A simple, but fundamental, related analogy is this: Suppose a person told you that she could toss a coin 15 times and have it come up heads each time, and then she did it on her first try? You would think that pretty remarkable. Now suppose you asked all 35,000 people in Fenway Park to toss a coin, and one of them raises his hand and says he has 15 heads. Not remarkable at all (the odds are in favor of it happening, in fact).

Dean Abbott said...

exactly--nice example.

Your example is a case where human intuition is good; most everyone I think would agree that with 35K people, the result is unremarkable.

Other times human intuition is not so good, like the amazement people have when a room of 23 people contain 2 with the exact same birthday (month/day). exact same birthday. Not amazing at all, but it seems to be.

Dean Abbott said...

An interesting NPR story on intuition and statistics is here (note: the interview is about 9 minutes) Very interesting examples on predicting if someone in jail is likely to repeat once on parole.

Peter Bruce said...

Another NPR story: Several years ago, after a woman won the Texas lottery for the second time, an NPR reporter called to interview me about how unusual this was. I explained that it would be very unusual, indeed, for a given individual to buy two tickets and have them both be big winners - about like having a meteorite hit your bus. However, I went on to explain that the probability of this happening to some person at some time in some state was very much higher. In fact, I pointed out, it had indeed happened before.

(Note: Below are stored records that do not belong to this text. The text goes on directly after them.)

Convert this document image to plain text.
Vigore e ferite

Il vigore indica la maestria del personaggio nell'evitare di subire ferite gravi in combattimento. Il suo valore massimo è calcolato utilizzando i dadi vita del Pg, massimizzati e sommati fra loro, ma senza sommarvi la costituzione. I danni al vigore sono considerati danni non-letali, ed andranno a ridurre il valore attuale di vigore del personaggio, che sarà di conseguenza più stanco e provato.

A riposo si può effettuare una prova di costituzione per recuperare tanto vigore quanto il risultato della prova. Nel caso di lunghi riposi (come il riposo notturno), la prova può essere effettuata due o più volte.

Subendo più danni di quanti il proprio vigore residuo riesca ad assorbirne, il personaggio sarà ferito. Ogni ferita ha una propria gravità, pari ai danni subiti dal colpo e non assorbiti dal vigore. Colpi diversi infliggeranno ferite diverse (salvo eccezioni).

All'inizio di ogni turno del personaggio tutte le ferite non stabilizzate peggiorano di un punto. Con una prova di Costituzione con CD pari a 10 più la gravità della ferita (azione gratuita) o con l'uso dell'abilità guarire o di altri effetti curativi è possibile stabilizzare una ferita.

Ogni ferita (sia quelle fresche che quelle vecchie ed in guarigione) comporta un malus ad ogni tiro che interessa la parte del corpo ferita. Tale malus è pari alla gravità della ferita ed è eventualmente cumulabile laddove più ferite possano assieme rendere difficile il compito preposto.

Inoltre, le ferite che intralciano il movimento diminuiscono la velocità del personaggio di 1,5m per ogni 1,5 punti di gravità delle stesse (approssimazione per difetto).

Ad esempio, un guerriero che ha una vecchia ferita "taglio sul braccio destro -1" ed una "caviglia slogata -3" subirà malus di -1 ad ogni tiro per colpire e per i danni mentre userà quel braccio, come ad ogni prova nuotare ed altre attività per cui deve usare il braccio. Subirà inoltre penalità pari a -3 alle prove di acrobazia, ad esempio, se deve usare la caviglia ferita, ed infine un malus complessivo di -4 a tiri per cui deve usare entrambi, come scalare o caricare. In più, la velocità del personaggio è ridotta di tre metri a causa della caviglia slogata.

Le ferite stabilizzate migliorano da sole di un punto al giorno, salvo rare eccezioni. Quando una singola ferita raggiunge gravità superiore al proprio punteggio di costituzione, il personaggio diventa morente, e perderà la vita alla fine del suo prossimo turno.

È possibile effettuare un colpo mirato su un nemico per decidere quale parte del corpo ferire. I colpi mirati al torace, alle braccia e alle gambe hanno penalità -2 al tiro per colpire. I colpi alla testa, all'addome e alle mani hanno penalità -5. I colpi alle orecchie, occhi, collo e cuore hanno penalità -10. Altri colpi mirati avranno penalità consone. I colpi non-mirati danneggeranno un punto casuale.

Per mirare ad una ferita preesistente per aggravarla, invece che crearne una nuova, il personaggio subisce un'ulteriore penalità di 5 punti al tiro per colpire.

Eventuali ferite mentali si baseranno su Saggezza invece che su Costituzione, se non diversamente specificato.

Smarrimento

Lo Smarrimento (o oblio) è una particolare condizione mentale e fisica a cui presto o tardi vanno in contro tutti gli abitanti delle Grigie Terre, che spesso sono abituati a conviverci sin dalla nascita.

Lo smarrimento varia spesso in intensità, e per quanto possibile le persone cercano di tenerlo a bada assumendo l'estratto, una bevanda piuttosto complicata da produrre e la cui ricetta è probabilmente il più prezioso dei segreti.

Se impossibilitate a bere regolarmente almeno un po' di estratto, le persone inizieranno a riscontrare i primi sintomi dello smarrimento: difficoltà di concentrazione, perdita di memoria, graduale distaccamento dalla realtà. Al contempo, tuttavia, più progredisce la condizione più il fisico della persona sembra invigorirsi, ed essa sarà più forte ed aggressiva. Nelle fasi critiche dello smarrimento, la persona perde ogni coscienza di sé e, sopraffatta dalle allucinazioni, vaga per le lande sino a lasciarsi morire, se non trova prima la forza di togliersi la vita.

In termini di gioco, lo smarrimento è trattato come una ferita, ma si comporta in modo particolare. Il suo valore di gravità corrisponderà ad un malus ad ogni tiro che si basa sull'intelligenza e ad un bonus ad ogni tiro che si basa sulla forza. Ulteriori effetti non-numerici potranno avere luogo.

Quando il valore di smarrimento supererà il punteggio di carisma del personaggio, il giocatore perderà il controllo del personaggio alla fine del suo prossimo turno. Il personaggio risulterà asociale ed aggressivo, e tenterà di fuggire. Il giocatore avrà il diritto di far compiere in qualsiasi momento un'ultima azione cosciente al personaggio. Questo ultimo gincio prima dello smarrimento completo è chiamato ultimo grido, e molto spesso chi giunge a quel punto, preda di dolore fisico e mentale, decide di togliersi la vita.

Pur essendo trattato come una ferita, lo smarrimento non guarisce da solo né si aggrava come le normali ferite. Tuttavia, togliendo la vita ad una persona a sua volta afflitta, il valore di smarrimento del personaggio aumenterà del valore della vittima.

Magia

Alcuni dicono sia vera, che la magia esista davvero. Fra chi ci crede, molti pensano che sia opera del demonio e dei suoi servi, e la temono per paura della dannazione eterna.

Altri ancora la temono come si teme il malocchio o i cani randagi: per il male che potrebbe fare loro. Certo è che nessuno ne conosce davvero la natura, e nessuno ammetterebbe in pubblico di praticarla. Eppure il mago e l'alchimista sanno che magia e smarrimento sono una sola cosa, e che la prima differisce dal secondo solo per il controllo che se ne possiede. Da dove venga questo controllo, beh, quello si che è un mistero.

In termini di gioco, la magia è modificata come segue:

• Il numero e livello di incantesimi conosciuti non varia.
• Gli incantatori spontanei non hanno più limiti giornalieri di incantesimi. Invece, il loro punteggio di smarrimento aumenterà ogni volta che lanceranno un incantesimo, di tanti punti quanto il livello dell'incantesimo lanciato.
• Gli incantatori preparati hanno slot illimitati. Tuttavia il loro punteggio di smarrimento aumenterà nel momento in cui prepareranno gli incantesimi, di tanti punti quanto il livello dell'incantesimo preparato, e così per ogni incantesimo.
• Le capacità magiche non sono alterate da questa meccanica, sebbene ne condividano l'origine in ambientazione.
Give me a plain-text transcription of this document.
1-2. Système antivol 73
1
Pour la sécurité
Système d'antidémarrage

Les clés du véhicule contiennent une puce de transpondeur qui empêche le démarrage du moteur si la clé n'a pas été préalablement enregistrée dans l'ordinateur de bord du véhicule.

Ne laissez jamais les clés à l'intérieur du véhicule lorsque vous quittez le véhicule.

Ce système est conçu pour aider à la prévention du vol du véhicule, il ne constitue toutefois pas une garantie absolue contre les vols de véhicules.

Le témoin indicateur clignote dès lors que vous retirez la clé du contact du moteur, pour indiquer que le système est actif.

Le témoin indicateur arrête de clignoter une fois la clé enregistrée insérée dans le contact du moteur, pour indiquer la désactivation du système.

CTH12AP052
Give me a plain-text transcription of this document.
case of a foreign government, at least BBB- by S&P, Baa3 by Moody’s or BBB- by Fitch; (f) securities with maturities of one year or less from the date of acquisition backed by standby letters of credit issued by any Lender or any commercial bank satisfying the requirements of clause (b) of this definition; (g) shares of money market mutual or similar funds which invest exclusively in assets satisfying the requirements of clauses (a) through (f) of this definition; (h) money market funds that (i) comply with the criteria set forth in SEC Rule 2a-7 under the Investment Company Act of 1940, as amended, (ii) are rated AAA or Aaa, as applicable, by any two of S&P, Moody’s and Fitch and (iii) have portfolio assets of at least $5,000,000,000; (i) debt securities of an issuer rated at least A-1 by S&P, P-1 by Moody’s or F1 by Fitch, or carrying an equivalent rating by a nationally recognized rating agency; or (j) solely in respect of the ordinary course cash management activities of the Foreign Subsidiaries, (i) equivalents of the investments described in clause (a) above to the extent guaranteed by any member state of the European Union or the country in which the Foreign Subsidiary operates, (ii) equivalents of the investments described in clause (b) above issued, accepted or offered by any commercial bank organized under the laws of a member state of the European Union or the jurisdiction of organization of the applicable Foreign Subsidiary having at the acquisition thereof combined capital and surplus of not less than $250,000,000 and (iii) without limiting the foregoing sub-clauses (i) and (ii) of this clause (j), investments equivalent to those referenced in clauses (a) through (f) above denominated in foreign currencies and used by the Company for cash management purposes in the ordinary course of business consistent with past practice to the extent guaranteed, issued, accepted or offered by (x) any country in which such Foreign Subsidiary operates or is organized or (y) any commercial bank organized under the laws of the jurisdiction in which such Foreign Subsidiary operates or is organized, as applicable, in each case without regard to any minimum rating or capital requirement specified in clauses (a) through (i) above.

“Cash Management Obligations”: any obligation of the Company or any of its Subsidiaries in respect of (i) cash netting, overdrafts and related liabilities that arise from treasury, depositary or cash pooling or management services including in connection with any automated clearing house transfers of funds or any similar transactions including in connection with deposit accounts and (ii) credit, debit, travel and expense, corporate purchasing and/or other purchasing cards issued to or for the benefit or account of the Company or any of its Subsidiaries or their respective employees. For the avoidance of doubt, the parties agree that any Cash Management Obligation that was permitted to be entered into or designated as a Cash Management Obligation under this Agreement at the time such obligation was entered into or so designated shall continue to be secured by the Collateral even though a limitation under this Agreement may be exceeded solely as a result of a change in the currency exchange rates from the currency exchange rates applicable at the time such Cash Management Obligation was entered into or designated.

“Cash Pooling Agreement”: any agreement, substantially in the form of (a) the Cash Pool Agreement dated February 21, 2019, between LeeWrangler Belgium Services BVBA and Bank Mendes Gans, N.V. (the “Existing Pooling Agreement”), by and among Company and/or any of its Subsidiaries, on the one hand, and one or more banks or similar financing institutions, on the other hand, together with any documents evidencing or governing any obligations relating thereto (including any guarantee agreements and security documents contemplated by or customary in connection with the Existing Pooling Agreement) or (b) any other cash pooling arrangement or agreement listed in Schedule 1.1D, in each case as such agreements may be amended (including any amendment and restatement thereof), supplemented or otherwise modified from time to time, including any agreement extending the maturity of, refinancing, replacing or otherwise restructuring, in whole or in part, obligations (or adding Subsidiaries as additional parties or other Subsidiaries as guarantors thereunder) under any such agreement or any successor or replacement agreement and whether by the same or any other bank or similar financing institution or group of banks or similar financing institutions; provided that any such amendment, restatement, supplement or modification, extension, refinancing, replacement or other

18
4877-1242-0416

When I heard the edited interview on the air, however, all that came through was the bit about the bus being hit by the meteor. The larger point was either not understood by the reporter, or not deemed to be the story of interest.

Spencer said...

Good post. I had never heard of the Redskin Rule before.

I think the key is to keep in mind your 2nd and 3rd points: Consult with domain experts. If you or they can't find a reasonable explanation for the relationship, it's probably bunk!